It might come as a surprise, but BMW started hydrogen research back in 1978. However, it wasn't until 2000 that the E38 750hL arrived. A fleet of 15 cars was presented in Berlin with a V12 engine capable of running on gasoline and hydrogen. The vehicles were used as shuttles during the Expo 2000 in Hannover. The Hydrogen 7 followed in 2006 during the E68's life cycle – once again with a V12 - and was put into production, albeit in small numbers.
Fast forward to 2022, BMW has started in-house fuel cell production of the iX5 Hydrogen and plans to build a limited series of the hydrogen-fueled SUV. Sadly, there's no V12 around this time. Why is the Munich-based automaker insisting this technology has a future? Well, it'll apparently become trendy after the battery-powered EV craze dies down in an unspecified amount of time. At least that's what the company's chairman Oliver Zipse believes will happen.
BMW iX5 Hydrogen testing near the Arctic Circle
In an interview with Bloomberg, BMW's head honcho said: "After the electric car, which has been going on for about 10 years and scaling up rapidly, the next trend will be hydrogen. When it's more scalable, hydrogen will be the hippest thing to drive." He went on to say that having only one powertrain – namely battery-powered EVs – available in Europe in 2035 would be a dangerous thing:
"For the customers, for the industry, for employment, for the climate, from every angle you look at, that is a dangerous path to go to.”
BMW is not all alone in the hydrogen boat as Toyota also believes there is a future for fuel cell vehicles.
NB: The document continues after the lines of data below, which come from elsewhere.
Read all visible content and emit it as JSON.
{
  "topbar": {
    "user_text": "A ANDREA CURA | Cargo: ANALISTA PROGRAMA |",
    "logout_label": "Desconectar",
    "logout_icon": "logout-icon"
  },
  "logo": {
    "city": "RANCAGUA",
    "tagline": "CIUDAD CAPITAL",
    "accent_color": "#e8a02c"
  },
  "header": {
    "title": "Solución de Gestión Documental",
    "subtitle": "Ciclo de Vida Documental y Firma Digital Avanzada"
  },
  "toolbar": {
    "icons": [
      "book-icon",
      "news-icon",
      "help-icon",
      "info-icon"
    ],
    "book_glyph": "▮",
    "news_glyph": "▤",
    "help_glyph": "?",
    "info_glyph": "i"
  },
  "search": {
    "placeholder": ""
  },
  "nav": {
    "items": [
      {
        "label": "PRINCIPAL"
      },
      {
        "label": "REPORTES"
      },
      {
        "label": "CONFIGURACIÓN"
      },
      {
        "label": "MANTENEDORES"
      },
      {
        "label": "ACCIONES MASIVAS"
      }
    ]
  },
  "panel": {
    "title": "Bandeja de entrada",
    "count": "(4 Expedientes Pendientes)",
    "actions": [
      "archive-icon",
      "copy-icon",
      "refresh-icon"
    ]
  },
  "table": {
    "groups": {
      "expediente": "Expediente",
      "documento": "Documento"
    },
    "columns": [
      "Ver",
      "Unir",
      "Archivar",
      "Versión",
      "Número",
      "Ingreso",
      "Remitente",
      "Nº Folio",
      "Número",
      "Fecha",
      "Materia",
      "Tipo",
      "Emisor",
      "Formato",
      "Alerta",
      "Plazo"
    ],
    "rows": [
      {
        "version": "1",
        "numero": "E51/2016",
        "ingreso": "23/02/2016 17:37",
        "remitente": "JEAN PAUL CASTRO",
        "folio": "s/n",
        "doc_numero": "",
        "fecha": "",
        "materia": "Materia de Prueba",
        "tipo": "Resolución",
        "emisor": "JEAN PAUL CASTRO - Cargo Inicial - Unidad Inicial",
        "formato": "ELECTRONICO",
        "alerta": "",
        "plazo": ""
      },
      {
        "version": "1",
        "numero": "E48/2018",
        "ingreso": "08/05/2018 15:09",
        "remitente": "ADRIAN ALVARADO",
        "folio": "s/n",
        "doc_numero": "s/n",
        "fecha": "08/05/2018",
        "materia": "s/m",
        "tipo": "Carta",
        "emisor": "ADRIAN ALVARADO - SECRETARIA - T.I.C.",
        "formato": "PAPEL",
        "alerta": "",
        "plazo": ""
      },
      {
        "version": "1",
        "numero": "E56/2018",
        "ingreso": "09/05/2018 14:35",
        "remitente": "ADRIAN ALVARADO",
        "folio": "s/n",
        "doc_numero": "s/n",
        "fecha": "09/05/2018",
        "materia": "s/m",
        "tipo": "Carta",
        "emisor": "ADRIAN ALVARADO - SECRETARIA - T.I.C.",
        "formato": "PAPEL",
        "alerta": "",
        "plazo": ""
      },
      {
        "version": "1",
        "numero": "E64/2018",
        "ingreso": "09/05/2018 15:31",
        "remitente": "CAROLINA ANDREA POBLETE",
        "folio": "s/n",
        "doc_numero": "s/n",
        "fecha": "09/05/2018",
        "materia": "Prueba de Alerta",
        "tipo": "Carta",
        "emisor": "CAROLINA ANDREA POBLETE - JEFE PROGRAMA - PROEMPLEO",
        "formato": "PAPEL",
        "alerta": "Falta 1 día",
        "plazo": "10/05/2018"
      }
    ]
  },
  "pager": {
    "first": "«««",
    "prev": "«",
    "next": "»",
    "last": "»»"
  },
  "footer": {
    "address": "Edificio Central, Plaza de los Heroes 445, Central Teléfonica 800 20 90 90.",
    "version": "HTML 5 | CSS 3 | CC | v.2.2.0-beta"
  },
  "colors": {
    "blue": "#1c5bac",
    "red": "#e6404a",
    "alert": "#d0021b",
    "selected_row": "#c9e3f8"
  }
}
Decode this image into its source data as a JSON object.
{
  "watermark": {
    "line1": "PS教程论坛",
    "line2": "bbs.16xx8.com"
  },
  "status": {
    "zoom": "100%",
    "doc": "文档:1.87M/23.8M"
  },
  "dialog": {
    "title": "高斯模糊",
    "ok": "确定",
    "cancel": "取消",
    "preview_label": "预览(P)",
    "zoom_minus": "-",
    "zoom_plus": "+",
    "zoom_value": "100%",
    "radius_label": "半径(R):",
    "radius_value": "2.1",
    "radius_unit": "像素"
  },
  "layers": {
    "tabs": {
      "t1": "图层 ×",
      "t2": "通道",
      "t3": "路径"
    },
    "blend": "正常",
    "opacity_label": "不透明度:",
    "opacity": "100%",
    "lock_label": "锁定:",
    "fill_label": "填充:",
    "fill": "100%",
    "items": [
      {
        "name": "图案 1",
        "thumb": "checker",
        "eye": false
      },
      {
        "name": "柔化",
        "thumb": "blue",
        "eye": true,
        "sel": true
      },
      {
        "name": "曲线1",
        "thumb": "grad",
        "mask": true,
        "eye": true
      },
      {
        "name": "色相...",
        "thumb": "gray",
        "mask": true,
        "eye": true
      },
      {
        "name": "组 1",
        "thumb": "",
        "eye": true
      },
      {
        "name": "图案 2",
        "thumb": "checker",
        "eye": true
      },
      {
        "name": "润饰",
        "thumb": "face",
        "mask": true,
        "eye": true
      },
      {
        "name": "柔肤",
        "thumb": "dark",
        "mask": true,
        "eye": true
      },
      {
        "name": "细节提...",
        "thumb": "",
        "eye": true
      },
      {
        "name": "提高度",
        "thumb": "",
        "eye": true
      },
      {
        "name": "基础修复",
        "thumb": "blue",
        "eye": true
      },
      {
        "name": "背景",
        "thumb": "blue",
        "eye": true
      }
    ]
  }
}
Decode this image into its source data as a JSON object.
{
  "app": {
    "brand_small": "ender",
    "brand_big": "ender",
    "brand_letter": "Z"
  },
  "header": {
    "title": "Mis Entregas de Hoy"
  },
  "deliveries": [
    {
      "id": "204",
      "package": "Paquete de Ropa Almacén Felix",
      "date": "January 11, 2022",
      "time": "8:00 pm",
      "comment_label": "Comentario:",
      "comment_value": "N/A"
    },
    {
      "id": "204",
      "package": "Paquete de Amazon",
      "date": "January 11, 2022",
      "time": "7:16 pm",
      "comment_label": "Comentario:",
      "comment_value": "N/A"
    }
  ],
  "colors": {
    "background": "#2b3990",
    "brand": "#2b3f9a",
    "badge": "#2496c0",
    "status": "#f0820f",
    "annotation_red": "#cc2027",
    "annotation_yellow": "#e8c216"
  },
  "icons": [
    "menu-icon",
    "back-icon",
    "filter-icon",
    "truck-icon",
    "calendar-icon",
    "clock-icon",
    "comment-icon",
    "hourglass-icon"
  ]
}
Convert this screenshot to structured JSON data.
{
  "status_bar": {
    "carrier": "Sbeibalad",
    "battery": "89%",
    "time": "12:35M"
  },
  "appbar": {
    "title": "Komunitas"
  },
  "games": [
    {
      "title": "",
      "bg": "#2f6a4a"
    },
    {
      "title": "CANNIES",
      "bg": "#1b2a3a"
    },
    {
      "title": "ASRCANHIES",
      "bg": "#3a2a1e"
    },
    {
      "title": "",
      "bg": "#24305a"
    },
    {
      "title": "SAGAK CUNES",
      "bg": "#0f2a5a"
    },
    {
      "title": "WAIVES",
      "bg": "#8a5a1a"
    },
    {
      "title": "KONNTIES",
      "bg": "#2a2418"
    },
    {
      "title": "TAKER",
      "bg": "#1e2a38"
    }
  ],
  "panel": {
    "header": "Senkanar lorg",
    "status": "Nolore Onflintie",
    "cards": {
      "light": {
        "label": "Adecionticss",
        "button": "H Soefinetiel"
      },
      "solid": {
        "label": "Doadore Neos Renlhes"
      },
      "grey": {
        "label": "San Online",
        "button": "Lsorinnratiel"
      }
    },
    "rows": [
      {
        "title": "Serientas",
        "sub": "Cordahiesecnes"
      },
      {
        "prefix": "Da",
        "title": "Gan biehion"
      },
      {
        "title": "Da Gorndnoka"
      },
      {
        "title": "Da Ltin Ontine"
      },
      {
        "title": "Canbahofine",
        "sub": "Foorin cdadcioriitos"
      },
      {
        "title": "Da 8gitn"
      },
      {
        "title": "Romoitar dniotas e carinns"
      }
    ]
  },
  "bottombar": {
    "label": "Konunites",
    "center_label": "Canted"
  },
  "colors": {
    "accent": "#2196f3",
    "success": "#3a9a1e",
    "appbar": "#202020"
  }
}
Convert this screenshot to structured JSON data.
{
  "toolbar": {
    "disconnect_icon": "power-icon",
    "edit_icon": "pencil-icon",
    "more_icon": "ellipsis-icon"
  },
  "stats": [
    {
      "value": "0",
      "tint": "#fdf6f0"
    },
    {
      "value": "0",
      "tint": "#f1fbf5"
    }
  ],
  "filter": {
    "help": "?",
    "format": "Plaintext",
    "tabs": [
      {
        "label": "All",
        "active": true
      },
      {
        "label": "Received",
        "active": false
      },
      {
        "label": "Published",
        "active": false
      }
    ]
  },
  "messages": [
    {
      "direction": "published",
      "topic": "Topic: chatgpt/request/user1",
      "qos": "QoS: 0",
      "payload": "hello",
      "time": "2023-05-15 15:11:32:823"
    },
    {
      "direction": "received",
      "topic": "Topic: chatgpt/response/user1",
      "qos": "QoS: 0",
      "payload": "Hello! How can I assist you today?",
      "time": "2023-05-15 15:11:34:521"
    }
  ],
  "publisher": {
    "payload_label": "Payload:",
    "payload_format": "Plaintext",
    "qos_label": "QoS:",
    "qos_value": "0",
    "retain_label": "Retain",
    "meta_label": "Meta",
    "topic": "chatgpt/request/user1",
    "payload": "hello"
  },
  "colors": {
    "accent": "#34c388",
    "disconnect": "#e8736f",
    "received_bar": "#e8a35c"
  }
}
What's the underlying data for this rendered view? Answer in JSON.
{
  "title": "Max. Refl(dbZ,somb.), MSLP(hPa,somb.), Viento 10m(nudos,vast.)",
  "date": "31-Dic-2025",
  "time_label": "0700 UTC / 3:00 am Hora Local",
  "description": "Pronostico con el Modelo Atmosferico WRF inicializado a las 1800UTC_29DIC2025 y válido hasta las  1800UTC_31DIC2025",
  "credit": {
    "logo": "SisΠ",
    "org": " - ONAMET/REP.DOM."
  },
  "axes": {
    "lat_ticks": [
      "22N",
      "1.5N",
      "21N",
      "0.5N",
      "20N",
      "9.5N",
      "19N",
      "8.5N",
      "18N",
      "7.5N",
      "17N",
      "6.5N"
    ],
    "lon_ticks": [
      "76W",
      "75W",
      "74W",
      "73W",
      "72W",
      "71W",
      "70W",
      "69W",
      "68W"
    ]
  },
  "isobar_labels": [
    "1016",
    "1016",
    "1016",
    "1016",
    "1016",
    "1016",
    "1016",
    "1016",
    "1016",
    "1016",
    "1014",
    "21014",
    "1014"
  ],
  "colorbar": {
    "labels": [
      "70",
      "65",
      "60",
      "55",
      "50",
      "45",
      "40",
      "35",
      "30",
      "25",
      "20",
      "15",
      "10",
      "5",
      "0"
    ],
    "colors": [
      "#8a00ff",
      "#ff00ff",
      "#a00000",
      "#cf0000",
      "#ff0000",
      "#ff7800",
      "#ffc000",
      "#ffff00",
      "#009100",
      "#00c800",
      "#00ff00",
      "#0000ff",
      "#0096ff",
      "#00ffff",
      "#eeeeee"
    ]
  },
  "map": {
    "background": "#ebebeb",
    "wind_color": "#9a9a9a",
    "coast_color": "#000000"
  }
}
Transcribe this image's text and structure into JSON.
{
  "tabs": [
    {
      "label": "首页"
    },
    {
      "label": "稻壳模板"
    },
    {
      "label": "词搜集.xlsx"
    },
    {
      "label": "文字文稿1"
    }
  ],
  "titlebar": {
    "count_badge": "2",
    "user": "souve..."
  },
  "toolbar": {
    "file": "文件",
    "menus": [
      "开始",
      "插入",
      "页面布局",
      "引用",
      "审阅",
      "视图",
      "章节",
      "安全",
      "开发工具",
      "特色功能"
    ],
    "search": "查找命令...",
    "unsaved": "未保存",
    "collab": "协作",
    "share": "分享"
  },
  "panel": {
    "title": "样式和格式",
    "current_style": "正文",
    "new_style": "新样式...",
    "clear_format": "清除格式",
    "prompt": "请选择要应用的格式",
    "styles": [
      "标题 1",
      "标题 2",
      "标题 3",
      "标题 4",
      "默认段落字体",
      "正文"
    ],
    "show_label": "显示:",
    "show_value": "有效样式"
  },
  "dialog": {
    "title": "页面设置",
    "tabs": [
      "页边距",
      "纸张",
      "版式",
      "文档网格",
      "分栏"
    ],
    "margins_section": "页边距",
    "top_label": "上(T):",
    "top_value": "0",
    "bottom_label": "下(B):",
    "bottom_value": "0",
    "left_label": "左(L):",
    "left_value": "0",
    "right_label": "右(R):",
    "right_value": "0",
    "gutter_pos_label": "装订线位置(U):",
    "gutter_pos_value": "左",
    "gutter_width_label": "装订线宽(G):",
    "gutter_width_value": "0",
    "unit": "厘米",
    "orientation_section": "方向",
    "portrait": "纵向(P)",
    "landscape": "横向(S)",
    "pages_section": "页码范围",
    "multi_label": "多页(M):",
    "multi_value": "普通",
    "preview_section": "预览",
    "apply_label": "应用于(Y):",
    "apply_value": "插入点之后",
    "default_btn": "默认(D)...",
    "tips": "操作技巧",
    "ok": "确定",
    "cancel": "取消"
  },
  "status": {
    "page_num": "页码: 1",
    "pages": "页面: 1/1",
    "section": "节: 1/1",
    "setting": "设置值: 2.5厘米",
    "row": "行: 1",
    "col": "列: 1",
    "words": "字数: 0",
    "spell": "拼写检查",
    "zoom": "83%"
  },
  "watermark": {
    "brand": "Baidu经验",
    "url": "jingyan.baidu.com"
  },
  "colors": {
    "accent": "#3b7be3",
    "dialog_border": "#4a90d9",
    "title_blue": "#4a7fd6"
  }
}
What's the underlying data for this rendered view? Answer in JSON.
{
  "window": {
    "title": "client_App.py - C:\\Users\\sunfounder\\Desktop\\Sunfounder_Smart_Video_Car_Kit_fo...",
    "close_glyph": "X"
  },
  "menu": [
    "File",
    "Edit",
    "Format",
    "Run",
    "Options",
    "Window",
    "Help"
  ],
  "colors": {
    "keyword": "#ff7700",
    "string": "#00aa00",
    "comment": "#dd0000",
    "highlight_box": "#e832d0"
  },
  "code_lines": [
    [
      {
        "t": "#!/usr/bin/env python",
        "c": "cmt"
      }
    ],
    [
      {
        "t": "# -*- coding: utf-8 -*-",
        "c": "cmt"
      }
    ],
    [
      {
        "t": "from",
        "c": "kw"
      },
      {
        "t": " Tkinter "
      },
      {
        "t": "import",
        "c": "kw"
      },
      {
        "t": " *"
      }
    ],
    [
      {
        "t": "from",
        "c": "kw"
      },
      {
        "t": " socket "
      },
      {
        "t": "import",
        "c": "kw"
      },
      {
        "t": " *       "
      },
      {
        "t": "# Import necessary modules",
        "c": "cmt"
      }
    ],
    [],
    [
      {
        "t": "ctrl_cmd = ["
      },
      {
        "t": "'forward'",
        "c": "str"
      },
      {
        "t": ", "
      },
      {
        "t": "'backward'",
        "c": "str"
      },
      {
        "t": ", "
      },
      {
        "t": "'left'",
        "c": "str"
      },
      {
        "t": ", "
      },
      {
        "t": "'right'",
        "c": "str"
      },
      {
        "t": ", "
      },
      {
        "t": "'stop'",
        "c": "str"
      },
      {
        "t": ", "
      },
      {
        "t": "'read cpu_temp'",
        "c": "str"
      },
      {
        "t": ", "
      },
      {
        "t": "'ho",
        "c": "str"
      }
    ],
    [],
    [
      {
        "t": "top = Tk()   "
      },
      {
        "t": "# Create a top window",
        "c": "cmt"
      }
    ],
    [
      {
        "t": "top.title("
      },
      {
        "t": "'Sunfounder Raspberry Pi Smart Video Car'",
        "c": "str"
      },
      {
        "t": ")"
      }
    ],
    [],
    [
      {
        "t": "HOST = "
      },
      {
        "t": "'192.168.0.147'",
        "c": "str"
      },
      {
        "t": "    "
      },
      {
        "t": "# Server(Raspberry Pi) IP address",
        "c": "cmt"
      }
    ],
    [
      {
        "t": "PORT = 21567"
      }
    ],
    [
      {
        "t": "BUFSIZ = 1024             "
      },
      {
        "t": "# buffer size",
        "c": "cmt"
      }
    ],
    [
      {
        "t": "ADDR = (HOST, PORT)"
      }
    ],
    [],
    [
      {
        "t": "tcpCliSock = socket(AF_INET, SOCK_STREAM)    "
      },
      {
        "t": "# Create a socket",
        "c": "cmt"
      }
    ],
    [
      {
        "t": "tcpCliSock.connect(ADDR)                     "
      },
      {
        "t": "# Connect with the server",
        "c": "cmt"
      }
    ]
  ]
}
In fact, the two automakers are collaborating on FCVs and will begin mass production as early as 2025. Earlier this year, BMW sales chief Pieter Nota told Asia Nikkei the Bavarian brand is working on "various projects" with the Japanese marque.
Both companies have been quite vocal against the rush to the widespread adoption of battery EVs. Aside from hydrogen tech, BMW and Toyota believe there's still a future for combustion engines, especially in markets where the charging infrastructure leaves a lot to be desired.
Of course, hydrogen stations are few and far between, and it's not up to the automakers to build them. On the other hand, the EV charging network is rapidly expanding, hence why most car makes are pouring billions into ICE-less cars. BMW will sunset the gasoline engine in Rolls-Royce models at the end of the decade, with Mini to follow suit in the early 2030s. The core brand has not set a cutoff date for the combustion engine.